Neural Networks from Scratch in Python: Simpler Than You Think (www.hamza.se)

This piece walks through a compact, from-scratch Python neural network implementation that demystifies how neurons, layers and training work. Starting from the perceptron idea, the author builds an abstract Neuron class (with random weights and bias per incoming ancestor), implements a TanhNeuron (activate = tanh, derivative = 1 - tanh^2), and composes layers into a NeuralNetwork that supports forward inference. The neuron’s get_inputs walks its ancestor graph recursively to compute weighted sums, and inputs are set by marking input-layer neuron activations.

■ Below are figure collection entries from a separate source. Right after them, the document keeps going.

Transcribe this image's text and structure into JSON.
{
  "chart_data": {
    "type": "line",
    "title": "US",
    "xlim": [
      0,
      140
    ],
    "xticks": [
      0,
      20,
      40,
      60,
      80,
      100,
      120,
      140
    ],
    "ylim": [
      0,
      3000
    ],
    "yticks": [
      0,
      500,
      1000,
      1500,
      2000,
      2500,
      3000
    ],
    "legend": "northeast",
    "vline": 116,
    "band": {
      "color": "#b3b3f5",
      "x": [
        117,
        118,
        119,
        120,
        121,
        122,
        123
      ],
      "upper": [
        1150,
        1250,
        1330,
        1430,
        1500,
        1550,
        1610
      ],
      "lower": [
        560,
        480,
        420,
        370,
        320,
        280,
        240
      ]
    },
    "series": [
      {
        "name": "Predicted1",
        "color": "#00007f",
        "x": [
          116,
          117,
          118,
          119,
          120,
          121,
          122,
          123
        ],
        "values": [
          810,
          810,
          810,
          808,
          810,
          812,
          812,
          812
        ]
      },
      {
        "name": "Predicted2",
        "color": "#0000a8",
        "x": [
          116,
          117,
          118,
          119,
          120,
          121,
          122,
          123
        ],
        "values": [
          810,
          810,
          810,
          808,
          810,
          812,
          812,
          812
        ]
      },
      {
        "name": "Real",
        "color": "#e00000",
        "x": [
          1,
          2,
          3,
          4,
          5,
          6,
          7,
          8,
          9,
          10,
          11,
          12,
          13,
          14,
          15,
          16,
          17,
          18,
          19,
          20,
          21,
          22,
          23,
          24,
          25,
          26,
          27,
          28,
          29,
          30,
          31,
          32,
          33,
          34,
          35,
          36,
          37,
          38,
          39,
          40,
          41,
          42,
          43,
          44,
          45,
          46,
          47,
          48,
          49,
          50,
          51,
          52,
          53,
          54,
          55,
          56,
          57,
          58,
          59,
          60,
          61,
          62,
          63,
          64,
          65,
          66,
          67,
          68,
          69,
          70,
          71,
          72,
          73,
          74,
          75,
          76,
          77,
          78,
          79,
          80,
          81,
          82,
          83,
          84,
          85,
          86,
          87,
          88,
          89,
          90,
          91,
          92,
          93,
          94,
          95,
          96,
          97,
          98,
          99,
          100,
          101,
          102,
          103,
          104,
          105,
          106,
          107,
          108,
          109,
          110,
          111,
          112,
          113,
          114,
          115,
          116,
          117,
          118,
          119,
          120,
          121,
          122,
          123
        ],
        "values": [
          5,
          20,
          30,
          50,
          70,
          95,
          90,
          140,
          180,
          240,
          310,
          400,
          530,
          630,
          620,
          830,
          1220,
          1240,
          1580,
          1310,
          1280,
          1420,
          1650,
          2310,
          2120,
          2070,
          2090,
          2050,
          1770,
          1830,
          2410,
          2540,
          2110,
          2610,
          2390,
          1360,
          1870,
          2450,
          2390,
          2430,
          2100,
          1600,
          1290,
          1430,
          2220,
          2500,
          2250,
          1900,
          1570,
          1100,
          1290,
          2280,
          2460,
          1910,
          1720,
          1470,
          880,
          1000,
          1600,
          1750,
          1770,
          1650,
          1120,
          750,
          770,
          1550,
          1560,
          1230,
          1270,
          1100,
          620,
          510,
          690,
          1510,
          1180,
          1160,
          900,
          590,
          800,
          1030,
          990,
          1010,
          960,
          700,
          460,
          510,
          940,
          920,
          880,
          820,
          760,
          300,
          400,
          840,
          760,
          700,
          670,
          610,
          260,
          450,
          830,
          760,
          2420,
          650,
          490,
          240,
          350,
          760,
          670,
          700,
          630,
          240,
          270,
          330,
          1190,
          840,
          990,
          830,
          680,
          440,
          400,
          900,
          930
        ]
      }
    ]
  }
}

The example network shape is [1, 4, 1] trained to approximate sin(x) on [-π, π] using 100 samples, 1,000 epochs and learning rate 0.01. Its training routine implements backpropagation explicitly: compute output errors (target − output), propagate errors backward through hidden layers using downstream weights and activation derivatives, then update weights and biases by adding learning_rate × gradient where gradients combine the error, ancestor activation, and the neuron activation derivative. The write-up is pedagogically valuable—showing end-to-end how initialization, forward pass, error propagation and parameter updates let a tiny network approximate a continuous function—making it a useful, accessible primer for newcomers wanting to understand core ML mechanics before moving to optimized libraries and larger architectures.